Он долго болтал, рассказывал про сад, про этот дом но о ней сам он ничего не мог мне сообщить такого, что бы я не знал уж раньше. Это был какой-то праздник, мы были свободны, и наша беседа тянулась. Я рассказал ему из ее прошедшего гораздо больше, чем он из настоящего.
— А знаешь что? — сказал он. — Приезжай нынче летом ко мне. Ведь это недалеко от вас, верст сорок — пятьдесят, не больше. Тогда ты ее увидишь. Можно будет под каким-нибудь предлогом к ней поехать. Отец был у нее, не помню, по какому-то делу, и она очень милая, очень любезно его приняла.

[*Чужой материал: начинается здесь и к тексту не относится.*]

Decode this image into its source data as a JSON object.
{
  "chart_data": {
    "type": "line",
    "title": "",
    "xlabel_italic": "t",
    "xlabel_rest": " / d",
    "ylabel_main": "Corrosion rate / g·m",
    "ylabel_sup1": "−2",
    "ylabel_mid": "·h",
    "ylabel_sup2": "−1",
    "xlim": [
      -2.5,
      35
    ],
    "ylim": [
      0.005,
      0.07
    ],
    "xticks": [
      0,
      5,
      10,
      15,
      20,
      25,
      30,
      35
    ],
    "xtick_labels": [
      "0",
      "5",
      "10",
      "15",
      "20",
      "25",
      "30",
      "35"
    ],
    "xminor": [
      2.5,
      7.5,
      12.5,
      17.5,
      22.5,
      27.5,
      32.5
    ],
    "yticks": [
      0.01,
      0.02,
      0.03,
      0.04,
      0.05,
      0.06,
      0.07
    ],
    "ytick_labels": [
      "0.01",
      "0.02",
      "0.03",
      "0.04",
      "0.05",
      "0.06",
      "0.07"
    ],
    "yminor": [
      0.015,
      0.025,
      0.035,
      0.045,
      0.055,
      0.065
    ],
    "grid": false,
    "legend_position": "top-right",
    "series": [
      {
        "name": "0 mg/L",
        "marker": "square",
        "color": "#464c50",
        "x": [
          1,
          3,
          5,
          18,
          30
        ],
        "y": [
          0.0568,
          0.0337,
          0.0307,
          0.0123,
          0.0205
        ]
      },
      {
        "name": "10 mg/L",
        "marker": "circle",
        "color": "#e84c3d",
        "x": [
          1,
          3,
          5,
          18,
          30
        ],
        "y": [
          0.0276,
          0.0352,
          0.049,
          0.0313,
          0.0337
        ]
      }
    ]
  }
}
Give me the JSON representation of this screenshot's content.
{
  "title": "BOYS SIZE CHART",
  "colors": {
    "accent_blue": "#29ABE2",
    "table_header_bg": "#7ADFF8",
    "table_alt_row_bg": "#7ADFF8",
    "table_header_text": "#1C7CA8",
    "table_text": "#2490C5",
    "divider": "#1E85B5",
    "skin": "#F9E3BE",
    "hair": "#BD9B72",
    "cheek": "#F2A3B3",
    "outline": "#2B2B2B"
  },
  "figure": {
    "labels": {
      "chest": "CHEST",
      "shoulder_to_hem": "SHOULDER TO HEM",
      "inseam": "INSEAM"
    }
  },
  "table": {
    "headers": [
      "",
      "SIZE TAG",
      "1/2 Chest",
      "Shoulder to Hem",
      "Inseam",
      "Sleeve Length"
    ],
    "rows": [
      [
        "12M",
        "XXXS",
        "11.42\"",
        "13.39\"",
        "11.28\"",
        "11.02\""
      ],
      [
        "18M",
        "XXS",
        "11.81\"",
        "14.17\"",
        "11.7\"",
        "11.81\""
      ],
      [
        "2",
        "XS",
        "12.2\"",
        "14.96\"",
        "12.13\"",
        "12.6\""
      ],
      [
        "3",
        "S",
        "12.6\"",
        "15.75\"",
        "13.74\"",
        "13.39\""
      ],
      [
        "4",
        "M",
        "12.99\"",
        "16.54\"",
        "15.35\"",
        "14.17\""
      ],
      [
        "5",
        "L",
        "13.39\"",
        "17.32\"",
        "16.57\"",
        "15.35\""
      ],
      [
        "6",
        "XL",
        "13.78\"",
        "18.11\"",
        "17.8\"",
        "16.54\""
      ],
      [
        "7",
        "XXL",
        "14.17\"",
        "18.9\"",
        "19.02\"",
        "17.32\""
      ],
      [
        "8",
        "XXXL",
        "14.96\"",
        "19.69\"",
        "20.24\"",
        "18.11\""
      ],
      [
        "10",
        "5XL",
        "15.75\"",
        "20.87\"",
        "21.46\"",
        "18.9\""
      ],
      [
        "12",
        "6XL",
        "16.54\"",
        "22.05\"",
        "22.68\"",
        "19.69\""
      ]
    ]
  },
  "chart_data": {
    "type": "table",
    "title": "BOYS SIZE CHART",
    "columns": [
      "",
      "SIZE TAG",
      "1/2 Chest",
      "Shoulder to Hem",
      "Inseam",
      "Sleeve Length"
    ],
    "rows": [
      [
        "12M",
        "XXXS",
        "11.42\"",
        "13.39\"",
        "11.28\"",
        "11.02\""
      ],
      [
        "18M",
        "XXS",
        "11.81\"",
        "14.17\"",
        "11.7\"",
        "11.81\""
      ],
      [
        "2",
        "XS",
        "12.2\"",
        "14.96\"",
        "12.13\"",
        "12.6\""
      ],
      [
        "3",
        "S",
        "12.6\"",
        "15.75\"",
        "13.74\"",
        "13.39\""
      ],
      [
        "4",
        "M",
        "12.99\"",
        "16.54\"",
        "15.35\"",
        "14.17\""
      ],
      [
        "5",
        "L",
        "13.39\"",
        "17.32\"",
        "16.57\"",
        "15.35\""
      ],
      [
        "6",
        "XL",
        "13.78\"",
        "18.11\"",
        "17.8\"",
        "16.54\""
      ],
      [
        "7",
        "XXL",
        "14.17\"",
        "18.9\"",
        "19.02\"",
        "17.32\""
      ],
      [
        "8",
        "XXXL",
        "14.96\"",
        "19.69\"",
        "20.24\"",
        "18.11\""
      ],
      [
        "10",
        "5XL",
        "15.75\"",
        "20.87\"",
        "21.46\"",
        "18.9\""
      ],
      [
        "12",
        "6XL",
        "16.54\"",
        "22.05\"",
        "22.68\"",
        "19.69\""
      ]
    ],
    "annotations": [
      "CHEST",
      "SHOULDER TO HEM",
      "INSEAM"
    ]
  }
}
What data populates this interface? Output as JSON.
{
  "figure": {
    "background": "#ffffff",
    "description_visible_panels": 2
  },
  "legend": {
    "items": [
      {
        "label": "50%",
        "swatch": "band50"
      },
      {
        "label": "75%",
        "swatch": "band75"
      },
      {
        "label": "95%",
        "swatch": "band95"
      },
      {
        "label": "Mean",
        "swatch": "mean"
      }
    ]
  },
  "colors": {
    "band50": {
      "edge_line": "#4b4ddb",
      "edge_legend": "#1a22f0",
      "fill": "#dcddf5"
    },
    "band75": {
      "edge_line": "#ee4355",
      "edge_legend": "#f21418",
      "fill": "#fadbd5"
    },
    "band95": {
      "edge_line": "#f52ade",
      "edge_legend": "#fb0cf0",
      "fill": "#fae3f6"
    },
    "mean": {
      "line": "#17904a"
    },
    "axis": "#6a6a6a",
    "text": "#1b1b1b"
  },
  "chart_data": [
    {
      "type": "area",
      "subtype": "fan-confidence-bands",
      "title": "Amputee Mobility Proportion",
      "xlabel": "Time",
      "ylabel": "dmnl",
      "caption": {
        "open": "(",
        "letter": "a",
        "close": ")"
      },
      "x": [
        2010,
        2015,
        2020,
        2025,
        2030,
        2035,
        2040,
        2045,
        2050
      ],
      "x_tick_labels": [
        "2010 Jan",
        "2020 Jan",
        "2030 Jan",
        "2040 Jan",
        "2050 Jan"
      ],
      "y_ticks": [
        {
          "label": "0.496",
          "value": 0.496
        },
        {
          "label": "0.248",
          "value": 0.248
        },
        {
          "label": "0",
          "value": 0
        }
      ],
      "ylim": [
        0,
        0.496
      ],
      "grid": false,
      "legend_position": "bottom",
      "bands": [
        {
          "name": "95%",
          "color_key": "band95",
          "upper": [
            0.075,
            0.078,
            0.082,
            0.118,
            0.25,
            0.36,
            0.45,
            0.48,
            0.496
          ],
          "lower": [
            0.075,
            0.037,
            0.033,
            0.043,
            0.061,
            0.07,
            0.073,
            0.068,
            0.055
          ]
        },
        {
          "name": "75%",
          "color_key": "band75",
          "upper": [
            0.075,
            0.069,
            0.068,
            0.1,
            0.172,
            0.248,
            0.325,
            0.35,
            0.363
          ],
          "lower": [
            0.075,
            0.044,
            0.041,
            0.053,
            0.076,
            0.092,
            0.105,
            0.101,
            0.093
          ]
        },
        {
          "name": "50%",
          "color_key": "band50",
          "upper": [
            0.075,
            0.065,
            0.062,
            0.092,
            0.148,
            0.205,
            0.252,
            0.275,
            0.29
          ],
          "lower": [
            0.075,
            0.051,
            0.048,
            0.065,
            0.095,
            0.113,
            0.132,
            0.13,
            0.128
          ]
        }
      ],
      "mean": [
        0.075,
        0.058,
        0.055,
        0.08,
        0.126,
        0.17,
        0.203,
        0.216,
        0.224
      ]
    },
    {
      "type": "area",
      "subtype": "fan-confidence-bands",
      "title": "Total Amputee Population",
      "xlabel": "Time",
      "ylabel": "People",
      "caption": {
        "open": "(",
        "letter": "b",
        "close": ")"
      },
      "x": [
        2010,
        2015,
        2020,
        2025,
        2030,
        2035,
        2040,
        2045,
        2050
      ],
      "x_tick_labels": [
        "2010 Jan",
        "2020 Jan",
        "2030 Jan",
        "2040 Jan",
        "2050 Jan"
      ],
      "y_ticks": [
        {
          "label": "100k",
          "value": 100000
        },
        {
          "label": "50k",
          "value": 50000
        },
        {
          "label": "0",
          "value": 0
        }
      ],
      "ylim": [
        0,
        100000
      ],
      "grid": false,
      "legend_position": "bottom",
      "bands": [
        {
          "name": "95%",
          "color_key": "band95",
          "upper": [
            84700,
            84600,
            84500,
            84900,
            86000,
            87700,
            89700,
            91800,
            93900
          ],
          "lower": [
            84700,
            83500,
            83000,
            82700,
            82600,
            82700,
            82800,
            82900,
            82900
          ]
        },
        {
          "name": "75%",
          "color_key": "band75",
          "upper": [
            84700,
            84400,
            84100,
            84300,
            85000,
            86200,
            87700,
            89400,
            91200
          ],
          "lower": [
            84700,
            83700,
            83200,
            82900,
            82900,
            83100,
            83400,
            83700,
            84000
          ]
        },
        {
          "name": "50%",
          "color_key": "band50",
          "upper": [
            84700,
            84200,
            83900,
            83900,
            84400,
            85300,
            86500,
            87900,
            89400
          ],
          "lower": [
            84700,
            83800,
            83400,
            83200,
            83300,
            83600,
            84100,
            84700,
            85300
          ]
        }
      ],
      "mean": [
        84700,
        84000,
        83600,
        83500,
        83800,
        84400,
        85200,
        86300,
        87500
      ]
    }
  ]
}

И я было решил, обещав ему непременно приехать к нему летом, а потом вместе отправиться к Свистовой, но что-то мне помешало, летом я к нему не попал, и так опять-таки вся эта история забылась.
X
Прошло много лет. Я жил в Петербурге, нередко навещал и деревню. Однажды я застрял там и на всю осень. В то время я был страстный ружейный охотник. В простой телеге, вдвоем с егерем и собакой, мы заезжали иногда верст за двести и более от дома. И куда мы попадали, где мы были, мы и сами не знали. От болота к болоту, от села к селу, глядишь, уж и в чужом совсем месте, в другом уезде. Ночуем, пока тепло, в поле, под стогом, у копны; начнутся холода, темные ночи, ранние вечера, пойдут дожди — заезжаем ночевать в избы мужицкие. Охоту я понимал всегда именно только так; иной охоты я никогда и не любил.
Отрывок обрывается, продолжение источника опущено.